Kapasite kullanım oranı en düşük alanların başında ise yüzde 52,2 ile diğer
imalatlar, yüzde 59,7 ile içeceklerin imalatı ve yüzde 67,9 ile makine ve
teçhizat hariç fabrikasyon metal ürünleri imalatı yer aldı.
Bütçe açığı yüzde 49,3
azaldı Merkezi yönetim bütçesi, 2010
yılı ocak-kasım döneminde bir önceki yıla göre yüzde 49,3 azalmayla 23 milyar
489 milyon lira açık verdi.

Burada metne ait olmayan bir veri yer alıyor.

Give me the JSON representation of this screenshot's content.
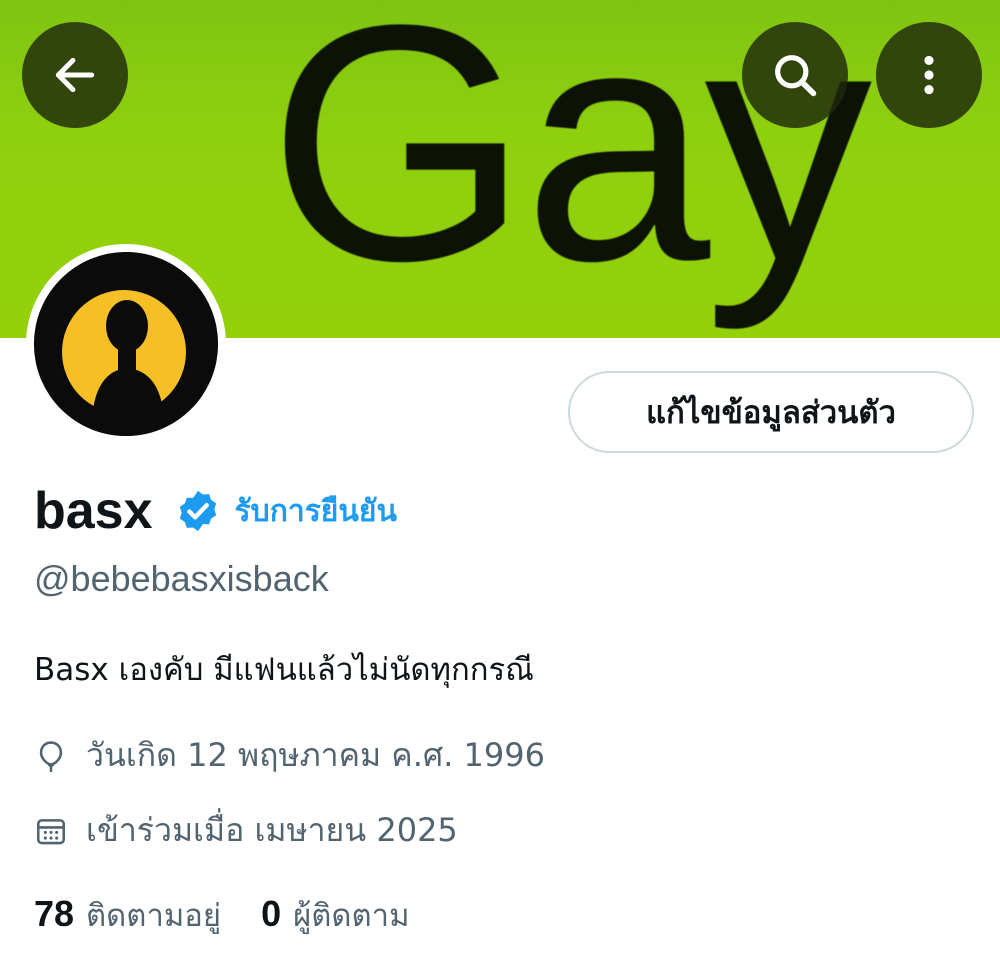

Bu yıl 11 ayda merkezi yönetim bütçe giderleri 255
milyar 770 milyon lira, merkezi yönetim bütçe gelirleri 232 milyar 281 milyon
lira, faiz dışı fazla ise 22 milyar 969 milyon lira olarak gerçekleşti. Söz
konusu dönemde vergi gelirleri 192 milyar 574 milyon lirayla geçen yılın aynı
döneminin yüzde 24,8 üzerine çıkarken, personel giderleri yüzde 11,3 artışla 58
milyar 196 milyon lira lira, Sosyal Güvenlik Kurumu (SGK) devlet primleri
giderleri yüzde yüzde 57,1 artışla 9 milyar 921 milyon liraya, cari transferler
kalemi yüzde 9,5 artışla 92 milyar 949 milyon liraya çıktı.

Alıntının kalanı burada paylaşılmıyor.